Oh, well. What does an American get for sticking with the system to Ninth Grade, Twelfth Grade, Sixteenth Grade, and beyond? Is he more “educated”? Not obviously so. But he is indisputably credentialed, and in the credential-fetishizing America of the early twenty-first century, that’s what counts. So American families plunge themselves into debt and take huge amounts of money out of the productive economy in order to feed the ravenous diploma mill. It’s not too demanding, and getting less so every year: by 2010, only 23 percent of courses offered at Harvard required a final exam. 36For most of its “scholars,” college is a leisurely half-decade immersion in the manners and mores of American conformism. Other than that, it doesn’t matter what, if anything, you learn there, just so long as you emerge with the diploma. It used to be made of sheepskin. But these days the students are the sheep and the ones getting fleeced are their parents.

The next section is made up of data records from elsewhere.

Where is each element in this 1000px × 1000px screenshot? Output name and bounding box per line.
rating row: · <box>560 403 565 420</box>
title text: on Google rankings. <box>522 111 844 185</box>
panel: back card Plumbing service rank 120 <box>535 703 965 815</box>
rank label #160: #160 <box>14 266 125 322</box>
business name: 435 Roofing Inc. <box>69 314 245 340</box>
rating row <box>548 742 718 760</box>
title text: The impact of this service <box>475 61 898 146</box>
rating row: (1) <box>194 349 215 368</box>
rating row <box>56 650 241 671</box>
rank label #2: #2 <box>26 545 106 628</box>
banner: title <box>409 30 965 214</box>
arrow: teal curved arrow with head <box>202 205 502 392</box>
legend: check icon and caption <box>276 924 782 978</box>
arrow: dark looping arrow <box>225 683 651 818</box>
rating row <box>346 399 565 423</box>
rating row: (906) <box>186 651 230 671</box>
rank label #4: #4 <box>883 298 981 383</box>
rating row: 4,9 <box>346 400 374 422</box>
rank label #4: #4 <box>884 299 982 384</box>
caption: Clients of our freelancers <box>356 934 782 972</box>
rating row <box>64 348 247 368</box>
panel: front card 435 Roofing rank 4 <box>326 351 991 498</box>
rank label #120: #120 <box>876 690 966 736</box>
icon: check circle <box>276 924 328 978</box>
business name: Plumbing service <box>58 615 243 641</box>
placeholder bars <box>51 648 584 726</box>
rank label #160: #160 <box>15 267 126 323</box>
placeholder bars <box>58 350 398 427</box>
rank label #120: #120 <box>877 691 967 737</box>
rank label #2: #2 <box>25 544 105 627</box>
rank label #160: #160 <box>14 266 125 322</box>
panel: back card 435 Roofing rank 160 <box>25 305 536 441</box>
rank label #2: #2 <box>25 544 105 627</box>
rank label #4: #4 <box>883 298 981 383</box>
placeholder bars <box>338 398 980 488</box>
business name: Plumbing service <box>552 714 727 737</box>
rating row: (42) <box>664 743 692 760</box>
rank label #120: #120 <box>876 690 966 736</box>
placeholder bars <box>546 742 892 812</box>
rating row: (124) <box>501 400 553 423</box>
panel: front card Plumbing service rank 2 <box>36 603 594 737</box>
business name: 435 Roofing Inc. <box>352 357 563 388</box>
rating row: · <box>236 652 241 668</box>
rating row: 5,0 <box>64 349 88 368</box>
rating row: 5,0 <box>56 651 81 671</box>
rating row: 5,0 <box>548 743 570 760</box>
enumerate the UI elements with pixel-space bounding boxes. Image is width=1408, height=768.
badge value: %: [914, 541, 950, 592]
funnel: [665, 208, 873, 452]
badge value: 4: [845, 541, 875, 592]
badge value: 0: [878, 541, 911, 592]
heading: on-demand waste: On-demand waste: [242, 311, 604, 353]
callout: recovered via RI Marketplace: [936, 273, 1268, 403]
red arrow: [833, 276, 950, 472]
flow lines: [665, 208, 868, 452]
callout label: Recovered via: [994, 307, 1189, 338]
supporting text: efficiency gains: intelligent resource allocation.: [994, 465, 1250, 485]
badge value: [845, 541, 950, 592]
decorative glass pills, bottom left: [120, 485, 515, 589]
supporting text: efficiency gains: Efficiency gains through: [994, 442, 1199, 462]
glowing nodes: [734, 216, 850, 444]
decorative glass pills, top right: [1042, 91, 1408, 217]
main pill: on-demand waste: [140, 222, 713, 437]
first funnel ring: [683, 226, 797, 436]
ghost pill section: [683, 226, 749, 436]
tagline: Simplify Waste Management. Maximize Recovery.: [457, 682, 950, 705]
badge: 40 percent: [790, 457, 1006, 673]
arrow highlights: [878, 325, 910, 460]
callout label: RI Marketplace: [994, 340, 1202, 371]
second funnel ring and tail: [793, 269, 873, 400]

By the turn of the twenty-first century, America had per capita two-and-a-half times as many college students as Britain and Spain. Its college population was significantly larger than its high school population, mainly due to the fact that such fields of scholarship as “Jiggle in My Walk: The Iconic Power of the ‘Big Butt’ in American Pop Culture” 37are so rigorous that to complete a bachelor’s degree can take twice as long as it once would have. Say what you like about half a decade of “Peace Studies” but, while light on the studies, it’s certainly peaceful. To acquire the ersatz sheepskin, Americans not only forego what might have been six years of profitable and career-advancing work, they also rack up a six-figure debt in order to access a job that is increasingly unlikely to justify that outlay. But then taking that first step on the debt ladder is as important an initiation into contemporary adulthood as the magic credential.